If you live in California, the chances are high that the land you live on what was part of a tapestry of tribal lands once populated by over 200,000 indigenous people. If you live in the Bay Area, from Oakland to Orinda or from Kensington to Vallejo, you live on traditional Ohlone land.

California has the highest Native American population in the United States, with 109 federally recognized tribes, including tribes with lands that cross state lines. Additional tribes have never been recognized by the federal government or were formerly recognized but terminated through the government’s termination policy. California’s tribes can range in size from five to 5,000 members and work towards language revitalization, creating an educational curriculum to document and share their histories, protecting land, repatriation, and federal recognition where appropriate.

One way you can support the work of preserving and healing the land, developing cultural educational programs, and acknowledging the history of colonial displacement, violence, and loss of natural resources is by paying a gift of a land tax to the local tribal communities.

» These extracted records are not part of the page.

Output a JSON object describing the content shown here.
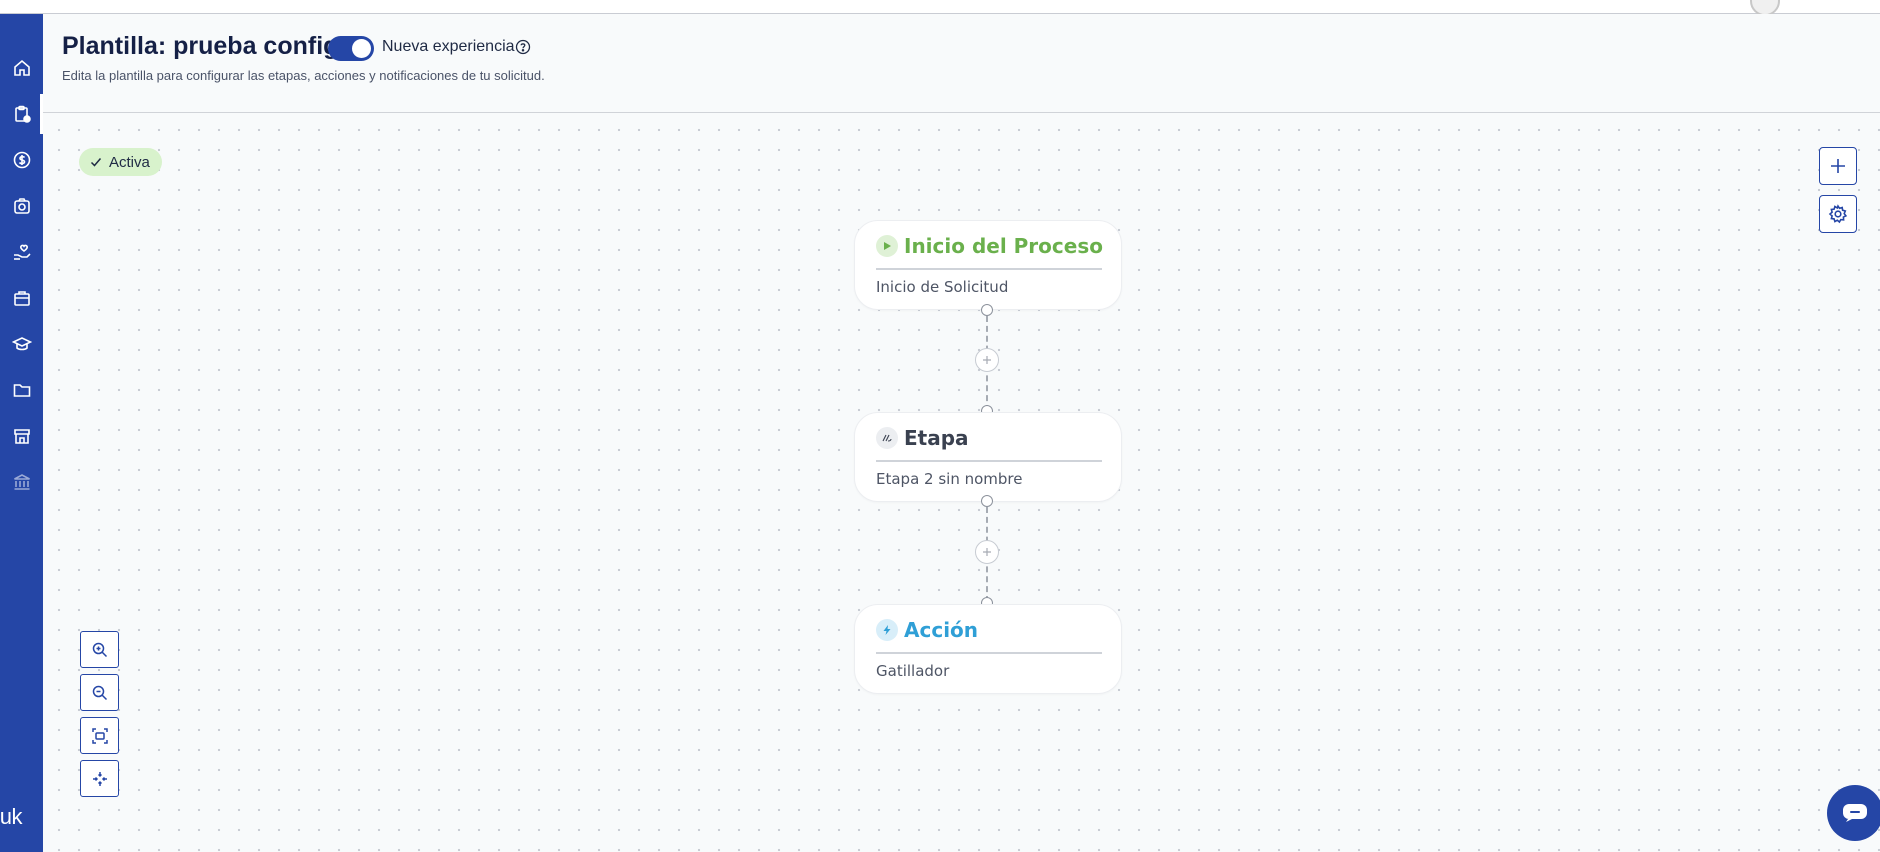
{
  "header": {
    "title": "Plantilla: prueba config",
    "toggle_label": "Nueva experiencia",
    "toggle_on": true,
    "subtitle": "Edita la plantilla para configurar las etapas, acciones y notificaciones de tu solicitud."
  },
  "sidebar": {
    "items": [
      {
        "icon": "home-icon",
        "active": false
      },
      {
        "icon": "clipboard-settings-icon",
        "active": true
      },
      {
        "icon": "dollar-icon",
        "active": false
      },
      {
        "icon": "camera-icon",
        "active": false
      },
      {
        "icon": "hand-heart-icon",
        "active": false
      },
      {
        "icon": "briefcase-icon",
        "active": false
      },
      {
        "icon": "graduation-cap-icon",
        "active": false
      },
      {
        "icon": "folder-icon",
        "active": false
      },
      {
        "icon": "store-icon",
        "active": false
      },
      {
        "icon": "bank-icon",
        "active": false
      }
    ],
    "logo_text": "buk"
  },
  "canvas": {
    "status_label": "Activa",
    "nodes": [
      {
        "title": "Inicio del Proceso",
        "subtitle": "Inicio de Solicitud",
        "icon": "play-icon",
        "color": "#6ab04c",
        "icon_bg": "#dff1d6"
      },
      {
        "title": "Etapa",
        "subtitle": "Etapa 2 sin nombre",
        "icon": "stage-icon",
        "color": "#3a4150",
        "icon_bg": "#eceef1"
      },
      {
        "title": "Acción",
        "subtitle": "Gatillador",
        "icon": "bolt-icon",
        "color": "#2f9fd6",
        "icon_bg": "#d8eef9"
      }
    ]
  },
  "colors": {
    "brand": "#2546a6",
    "success_bg": "#d8f2cc"
  }
}
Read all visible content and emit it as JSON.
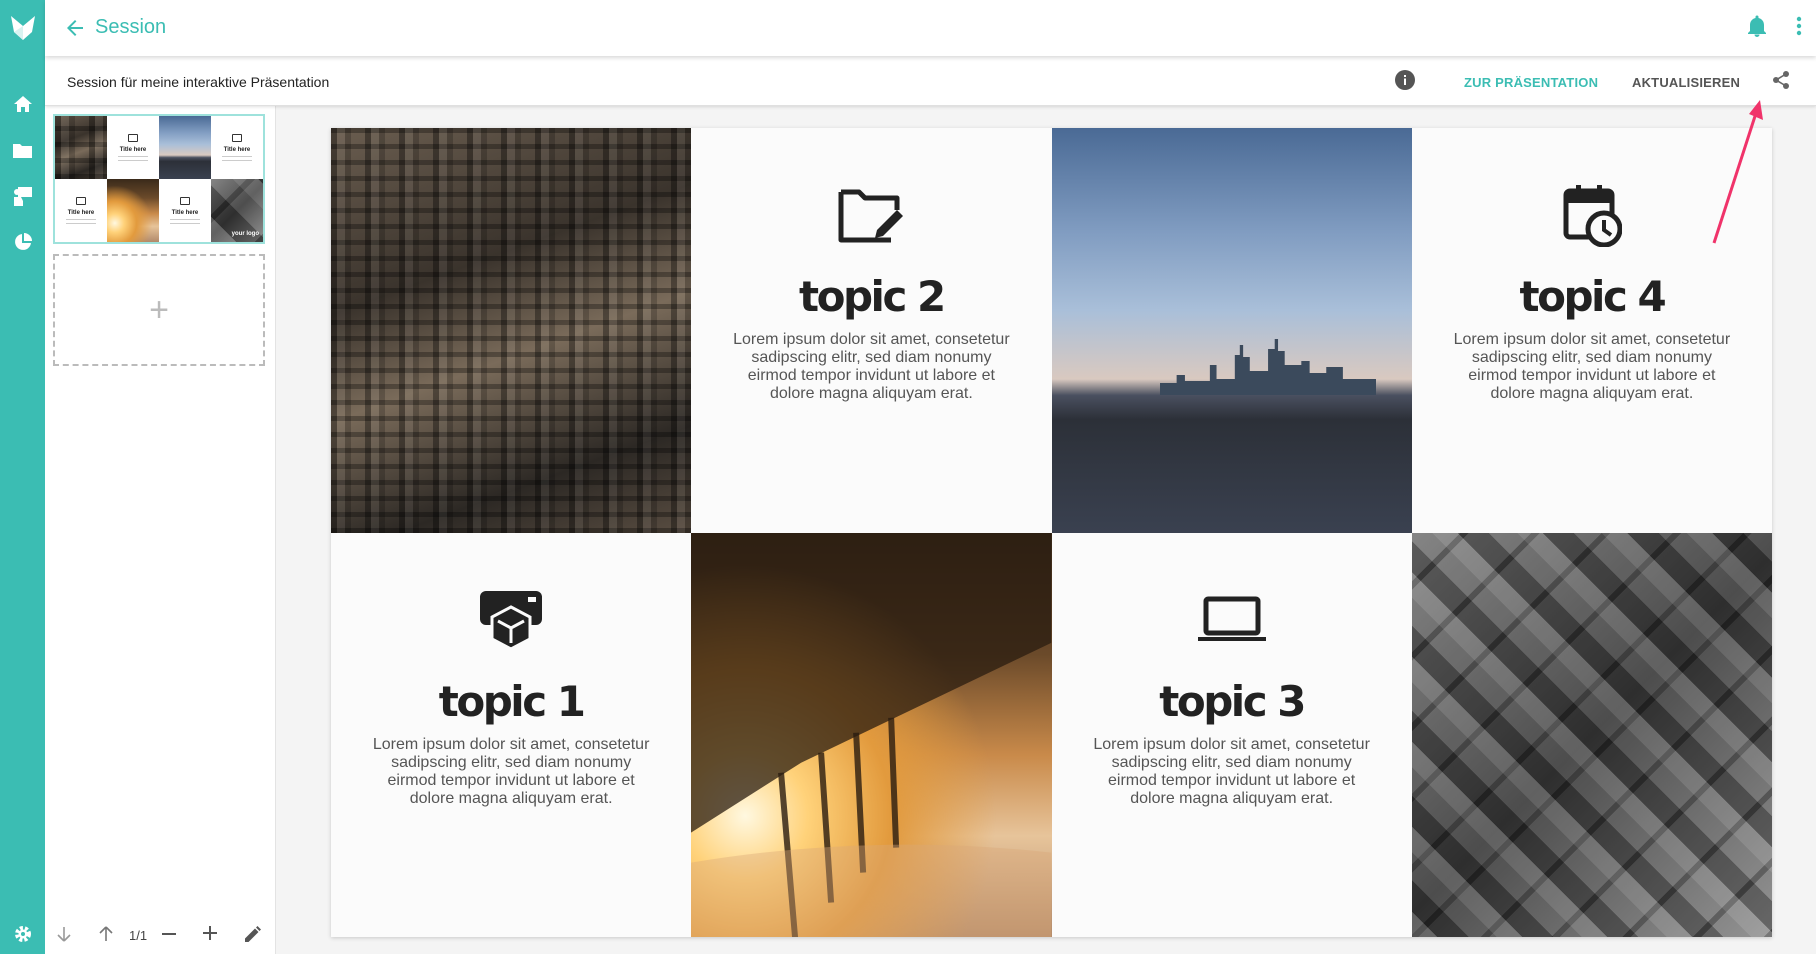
{
  "header": {
    "title": "Session"
  },
  "toolbar": {
    "title": "Session für meine interaktive Präsentation",
    "present_label": "ZUR PRÄSENTATION",
    "update_label": "AKTUALISIEREN"
  },
  "sidebar": {
    "thumbnail_titles": [
      "Title here",
      "Title here",
      "Title here",
      "Title here"
    ],
    "thumbnail_footer": "your logo",
    "add_slide": "+",
    "page_count": "1/1"
  },
  "slide": {
    "cells": [
      {
        "topic": "topic 2",
        "icon": "folder-edit-icon",
        "text": "Lorem ipsum dolor sit amet, consetetur sadipscing elitr, sed diam nonumy eirmod tempor invidunt ut labore et dolore magna aliquyam erat."
      },
      {
        "topic": "topic 4",
        "icon": "calendar-clock-icon",
        "text": "Lorem ipsum dolor sit amet, consetetur sadipscing elitr, sed diam nonumy eirmod tempor invidunt ut labore et dolore magna aliquyam erat."
      },
      {
        "topic": "topic 1",
        "icon": "printer-box-icon",
        "text": "Lorem ipsum dolor sit amet, consetetur sadipscing elitr, sed diam nonumy eirmod tempor invidunt ut labore et dolore magna aliquyam erat."
      },
      {
        "topic": "topic 3",
        "icon": "laptop-icon",
        "text": "Lorem ipsum dolor sit amet, consetetur sadipscing elitr, sed diam nonumy eirmod tempor invidunt ut labore et dolore magna aliquyam erat."
      }
    ]
  },
  "colors": {
    "accent": "#3bbdb3",
    "annotation": "#f0336a"
  }
}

While a gift will not erase the past, it will contribute to the self-determination and sovereignty of the local indigenous communities as well as help fund their programming documenting their histories, and preserving their language and culture. Gaia Passages’ program circles gather in over 9 distinct watersheds on unceded lands. We support both the Sorgorea Te’ Land Trust and contribute to the Amah Mutsun Land Trust to support their efforts of cultural healing, rematriation of territories, and regeneration of the land and water.

The Sogorea Te’ Land Trust is a San Francisco Bay Area-based urban Indigenous women-led land trust. They envision “a Bay Area in which Ohlone language and ceremony are an active, thriving part of the cultural landscape, where Ohlone place names and history is known and recognized and where intertribal Indigenous communities have affordable housing, social services, cultural centers and land to live”. Their Shuumi Land Tax is a completely voluntary contribution that non-Indigenous people living on traditional Lisjan Ohlone territory make to support their work. The word Shuumi means gift in the Ohlone language Chochenyo.